May 18, 2018, by Katherine Beers
UoN Libraries host Research Data and GDPR event
On 25 April University of Nottingham Libraries hosted a special interest event on ‘Research Data and GDPR’, in association with the Mercian Collaboration Research Data Management Support Group (RDMSG).
The event was hosted by and brought together a range of people—including research data managers, librarians, research data support staff, and researchers—who support or are interested in finding out more about Research Data Managment (RDM) and the new General Data Protection Regulation (GDPR) at their institutions.
The day kicked off with an introduction by Ben Veasey, Senior Research Librarian (Research Data Management) at the University of Nottingham, who set the scene by sharing some reflections on his work rolling out GDPR training at the University of Nottingham. Ben used an annotated Participant Information Sheet, or Privacy Notice, to show how new participant documentation must reflect GDPR’s demands for explicit consent.

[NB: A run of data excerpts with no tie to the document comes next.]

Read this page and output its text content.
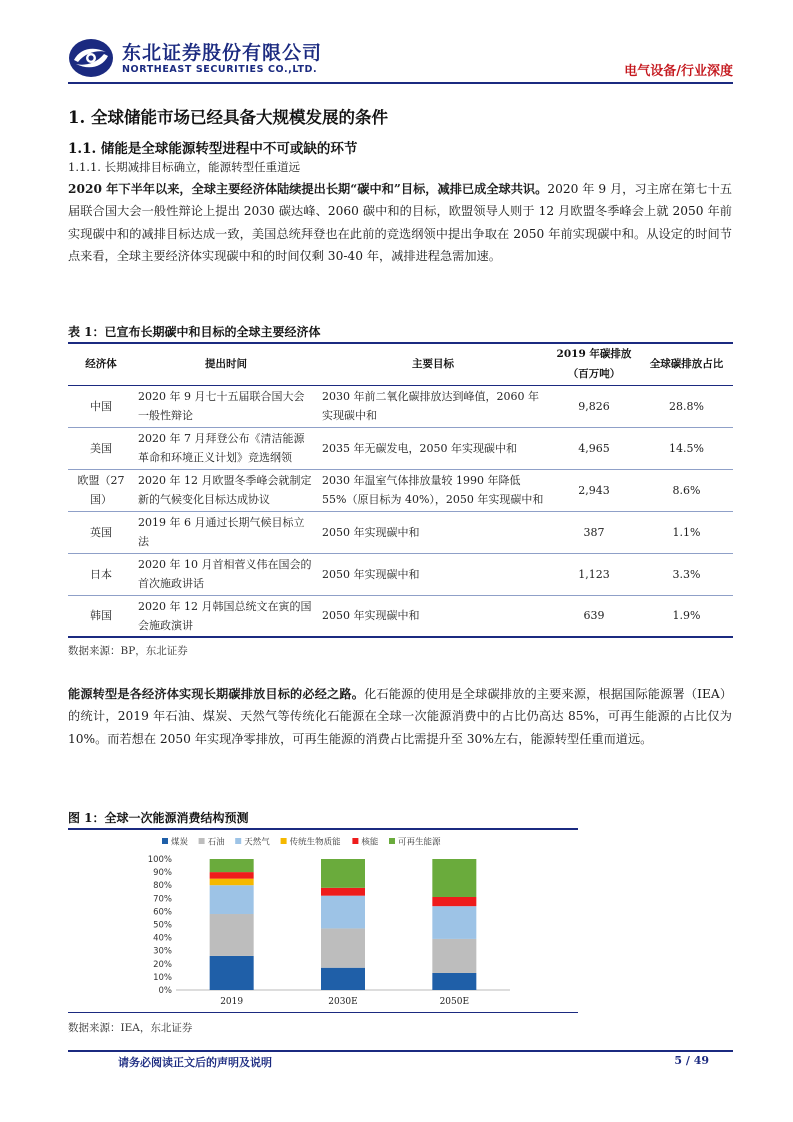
东北证券股份有限公司
NORTHEAST SECURITIES CO.,LTD.	电气设备/行业深度
1. 全球储能市场已经具备大规模发展的条件
1.1. 储能是全球能源转型进程中不可或缺的环节
1.1.1. 长期减排目标确立，能源转型任重道远
2020 年下半年以来，全球主要经济体陆续提出长期“碳中和”目标，减排已成全球共识。2020 年 9 月，习主席在第七十五届联合国大会一般性辩论上提出 2030 碳达峰、2060 碳中和的目标，欧盟领导人则于 12 月欧盟冬季峰会上就 2050 年前实现碳中和的减排目标达成一致，美国总统拜登也在此前的竞选纲领中提出争取在 2050 年前实现碳中和。从设定的时间节点来看，全球主要经济体实现碳中和的时间仅剩 30-40 年，减排进程急需加速。
表 1：已宣布长期碳中和目标的全球主要经济体
经济体	提出时间	主要目标	2019 年碳排放（百万吨）	全球碳排放占比
中国	2020 年 9 月七十五届联合国大会一般性辩论	2030 年前二氧化碳排放达到峰值，2060 年实现碳中和	9,826	28.8%
美国	2020 年 7 月拜登公布《清洁能源革命和环境正义计划》竞选纲领	2035 年无碳发电，2050 年实现碳中和	4,965	14.5%
欧盟（27 国）	2020 年 12 月欧盟冬季峰会就制定新的气候变化目标达成协议	2030 年温室气体排放量较 1990 年降低 55%（原目标为 40%），2050 年实现碳中和	2,943	8.6%
英国	2019 年 6 月通过长期气候目标立法	2050 年实现碳中和	387	1.1%
日本	2020 年 10 月首相菅义伟在国会的首次施政讲话	2050 年实现碳中和	1,123	3.3%
韩国	2020 年 12 月韩国总统文在寅的国会施政演讲	2050 年实现碳中和	639	1.9%
数据来源：BP，东北证券
能源转型是各经济体实现长期碳排放目标的必经之路。化石能源的使用是全球碳排放的主要来源，根据国际能源署（IEA）的统计，2019 年石油、煤炭、天然气等传统化石能源在全球一次能源消费中的占比仍高达 85%，可再生能源的占比仅为 10%。而若想在 2050 年实现净零排放，可再生能源的消费占比需提升至 30%左右，能源转型任重而道远。
图 1：全球一次能源消费结构预测
煤炭 石油 天然气 传统生物质能 核能 可再生能源
0%
10%
20%
30%
40%
50%
60%
70%
80%
90%
100%
2019	2030E	2050E
数据来源：IEA，东北证券
请务必阅读正文后的声明及说明	5 / 49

Next, the keynote speaker, Dr Scott Summers from the UK Data Archive, provided a detailed overview of the legal implications of the GDPR as it relates to research and research data. Scott shared his thoughts on GDPR exemptions (‘derogations’) and how different UK Higher Education institutions may choose to prove the legal basis for their research endeavours using personal data.
Dr Gareth Cole, Research Data Manager at Loughborough University talked the audience through a GDPR training course he’d developed for academic staff and postgraduate researchers. Gareth led some interactive anonymization exercises, highlighting some of the perils and considerations of anonymising images and qualitative data.
In the last session, Dr Heather Lawler, Research Data Officer at the University of Warwick shared her work on engaging stakeholders and embedding RDM and GDPR into existing workflows at her institution.
The day provided an excellent opportunity to pool expertise and troubleshoot research data scenarios with colleagues and researchers from universities across the Mercian area (East and West Midlands)—with plenty of time provided for networking over coffee and lunch.
This post was authored by Holly Ranger from the Research Support Library team.